11I am further persuaded by the fact that the police officer who attended the scene of the accident asked the driver for his license and automobile insurance and prepared a motor vehicle accident report. Although this is not determinative of the issue, I find that it illustrates how someone else on the roadway viewed the vehicle, which gives credence to the fact that it was an automobile in ordinary parlance.
12The respondent submits that the fact that a wheel loader can have wheels, doors, signal lights, GPS, and can travel on roads does not make it an automobile or akin to one. While I agree that this would not always classify a vehicle as an automobile, the respondent did not address the purpose and function of this particular vehicle in accordance with Grummett. One of the purposes and functions of the Caterpillar, which it was engaging in at the time of the accident, was to drive on a roadway in a manner akin to an automobile. I am accordingly not persuaded by the respondent’s argument.

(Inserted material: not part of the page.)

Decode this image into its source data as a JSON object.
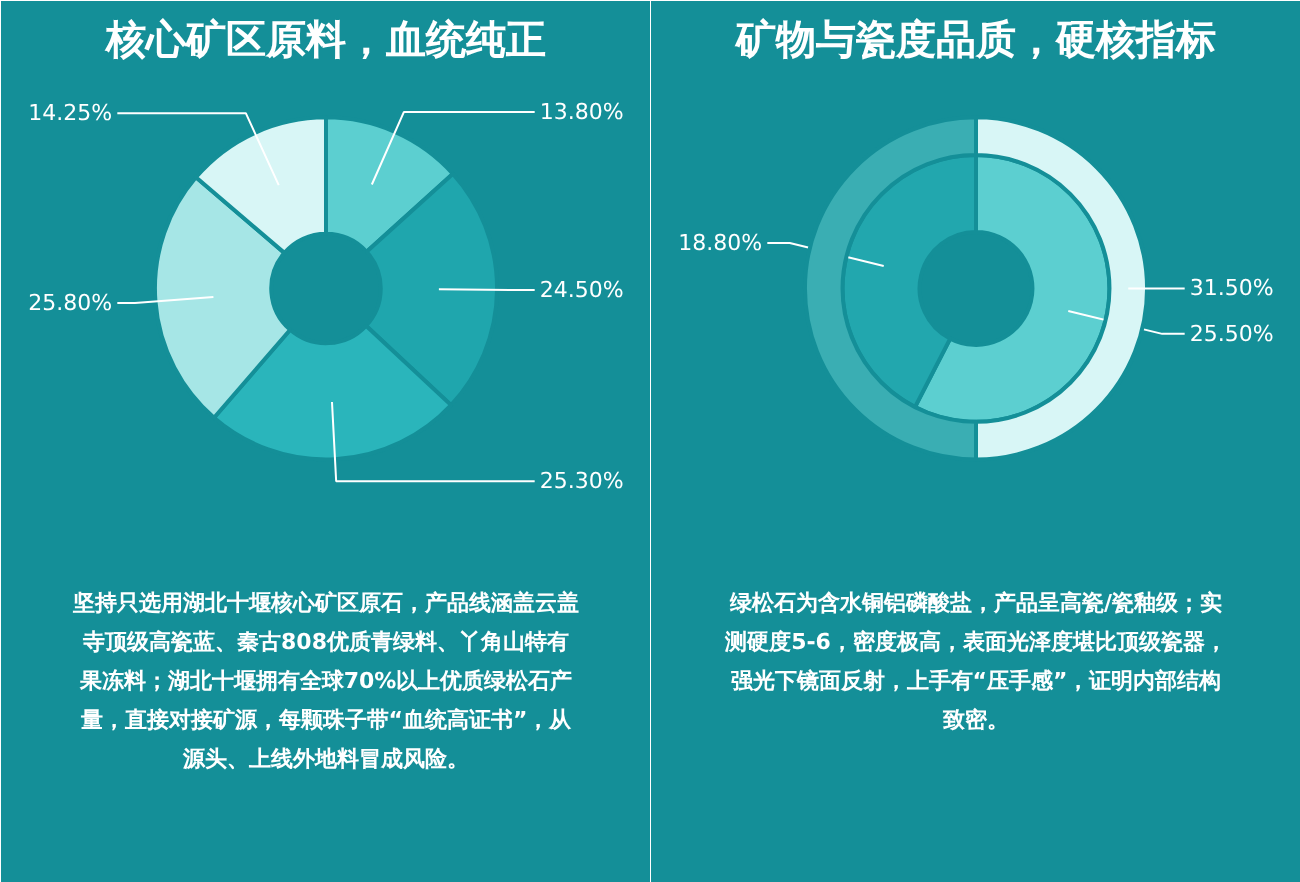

13Both parties make reference to Morton v. Rabito, 1998 CanLII 5865 (“Morton”). The Court noted that in a previous case, a farm tractor was found not to be an automobile in ordinary parlance, and analogized that a backhoe was therefore also not an automobile in ordinary parlance. I do not find Morton helpful in determining this issue, as it was decided prior to Grummett, and no analysis was conducted with respect to the purpose and function of the backhoe.
14The respondent submits that the applicant agrees that a wheel loader is not an automobile in ordinary parlance. I do not agree that the applicant has conceded this issue. Although he stated that “the Caterpillar 930K would not normally be considered an automobile in ordinary parlance”, he subsequently relied on the paragraph of Grummett that dealt with the determination of whether a vehicle is an automobile in ordinary parlance, and made submissions regarding the purpose and function of the Caterpillar. Regardless, the respondent still put forward its position with respect to this issue.
15I find that the Caterpillar was an automobile, and as such the applicant was involved in an “accident” as defined by s. 3(1) of the Schedule.
Award
16The applicant sought an award under s. 10 of Reg. 664. Under s. 10, the Tribunal may grant an award of up to 50 per cent of the total benefits payable if it finds that an insurer unreasonably withheld or delayed the payment of benefits.
17Aside from listing it as an issue in dispute, the applicant did not make any submissions in support of an award. In any event, I have not determined that any particular benefits are payable. As such, I find that the respondent is not liable to pay an award.
ORDER
18The applicant was involved in an “accident” as defined by s. 3(1) of the Schedule, as he was struck by an automobile.
19The respondent is not liable to pay an award.